Businessman Denis O'Brien's case against the Dáil and its Committee on Procedure and Privileges has been resoundingly rejected by the High Court. O'Brien wanted the court to censure TDs Catherine Murphy and Pearse Doherty for disclosing aspects of his banking arrangements which were the subject of an injunction he had secured against RTÉ.
However, the Dáil argued in response that there was a constitutional prohibition on the courts becoming involved in reviewing utterances that are made in the Oireachtas.
The prohibition is a fundamental part of the separation of powers and a well-recognised and ancient device designed to allow societies, through their parliaments, freely debate matters of public interest.
There was no role for the courts, said Ms Justice Úna Ní Raifeartaigh, in deciding what was a legitimate use of parliamentary privilege and what was not, something O’Brien had asked the court to do.
She quoted Mr Justice William McKechnie of the Supreme Court in a judgment relating to former politician Ivor Callely and his dispute with an Oireachtas committee. McKechnie referred to the "enormity of the immunities" that politicians had when speaking in the Oireachtas, courtesy of the privileges set out in article 15 of the Constitution in language that is quite robust.
Legal redress
The exercise of the privilege “may have the potential of inflicting grave damage and creating even life-threatening consequences for third parties who, despite the circumstances, must remain without legal redress as the justice system is left powerless to intervene”.
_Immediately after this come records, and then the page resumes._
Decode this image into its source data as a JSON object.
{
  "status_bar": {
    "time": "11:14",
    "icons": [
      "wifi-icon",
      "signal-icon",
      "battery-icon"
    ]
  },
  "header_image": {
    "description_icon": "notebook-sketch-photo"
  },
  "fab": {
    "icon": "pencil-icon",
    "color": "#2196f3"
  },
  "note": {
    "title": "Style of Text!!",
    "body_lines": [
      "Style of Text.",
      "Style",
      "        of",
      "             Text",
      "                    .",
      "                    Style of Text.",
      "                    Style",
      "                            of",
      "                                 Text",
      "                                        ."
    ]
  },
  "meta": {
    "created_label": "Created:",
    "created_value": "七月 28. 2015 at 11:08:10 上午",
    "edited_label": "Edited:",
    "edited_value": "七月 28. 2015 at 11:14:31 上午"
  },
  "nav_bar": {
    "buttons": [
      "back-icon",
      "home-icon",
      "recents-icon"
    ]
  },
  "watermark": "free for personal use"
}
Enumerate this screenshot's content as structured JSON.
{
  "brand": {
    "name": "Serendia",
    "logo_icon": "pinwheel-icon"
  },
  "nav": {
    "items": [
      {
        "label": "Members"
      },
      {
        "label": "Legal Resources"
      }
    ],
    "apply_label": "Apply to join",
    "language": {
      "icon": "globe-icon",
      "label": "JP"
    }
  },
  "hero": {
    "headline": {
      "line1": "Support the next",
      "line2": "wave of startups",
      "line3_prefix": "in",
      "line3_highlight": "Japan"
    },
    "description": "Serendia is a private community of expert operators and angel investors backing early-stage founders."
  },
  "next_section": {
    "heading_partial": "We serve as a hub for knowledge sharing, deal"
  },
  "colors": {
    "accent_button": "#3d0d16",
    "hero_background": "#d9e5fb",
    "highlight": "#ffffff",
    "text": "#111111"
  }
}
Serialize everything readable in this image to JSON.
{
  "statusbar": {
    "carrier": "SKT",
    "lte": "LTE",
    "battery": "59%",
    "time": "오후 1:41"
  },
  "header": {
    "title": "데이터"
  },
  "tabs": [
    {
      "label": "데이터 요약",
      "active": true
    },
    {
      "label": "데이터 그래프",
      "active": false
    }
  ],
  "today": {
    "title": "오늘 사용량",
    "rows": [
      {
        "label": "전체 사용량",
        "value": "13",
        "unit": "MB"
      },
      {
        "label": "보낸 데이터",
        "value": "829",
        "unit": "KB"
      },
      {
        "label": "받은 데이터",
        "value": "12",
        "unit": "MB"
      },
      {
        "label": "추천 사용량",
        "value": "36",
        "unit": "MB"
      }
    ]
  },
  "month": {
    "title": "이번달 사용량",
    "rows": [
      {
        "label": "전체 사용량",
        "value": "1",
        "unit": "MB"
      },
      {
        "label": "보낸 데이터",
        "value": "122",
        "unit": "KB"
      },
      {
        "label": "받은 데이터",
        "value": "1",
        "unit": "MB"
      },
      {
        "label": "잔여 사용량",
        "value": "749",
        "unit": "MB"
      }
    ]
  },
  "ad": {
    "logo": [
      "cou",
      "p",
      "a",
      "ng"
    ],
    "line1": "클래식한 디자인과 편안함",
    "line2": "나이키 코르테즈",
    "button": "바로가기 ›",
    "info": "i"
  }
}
Given that high a threshold, it was always hard to imagine that O’Brien’s complaint about his banking details being disclosed would be considered sufficiently grave that the courts might venture into the no man’s land that separates judges in their courtrooms, and politicians speaking in parliament.
In fact, Ní Raifeartaigh said she was not sure if there was an “exceptional case” aspect of the constitutional prohibition on the courts becoming involved in reviewing parliamentary debate.
Now matter how “frustrating and infuriating” O’Brien might have found what happened to him and no matter how “dramatically and directly the actions of the deputies in this case violated the usual principle of comity operating between the Oireachtas and the courts”, the disclosure of his banking details was not an event of “such gravity and threat to the constitutional order” that it would allow the courts to get involved, even if such an exceptional power did exist.
Internal matter
In relation to O’Brien’s complaints against the committee, which is charged with policing, so to speak, the use by politicians of their parliamentary privilege, the judge also found against O’Brien.
The committee’s review of what had happened concerned the TDs’ actions, not O’Brien’s, and was an internal matter for the parliament. Furthermore, O’Brien’s complaint against the committee had its origins in Dáil utterances which the courts are not allowed to review. The door was not just closed, but “double-locked”, she said.
It is because of the privilege that the Oireachtas carries that it has structures of its own that are designed to allow it to manage its own affairs by way of parliamentary committees.
Ní Raifeartaigh said the rules created by our politicians in relation to their discussing matters that were before the courts might be given greater clarity and that a review of the issue might be in order.
However, “while any such discussion as to the future of the sub judice standing order [of the Oireachtas] could be progressed in the public arena and within the Houses of the Oireachtas, it cannot proceed further in this court”.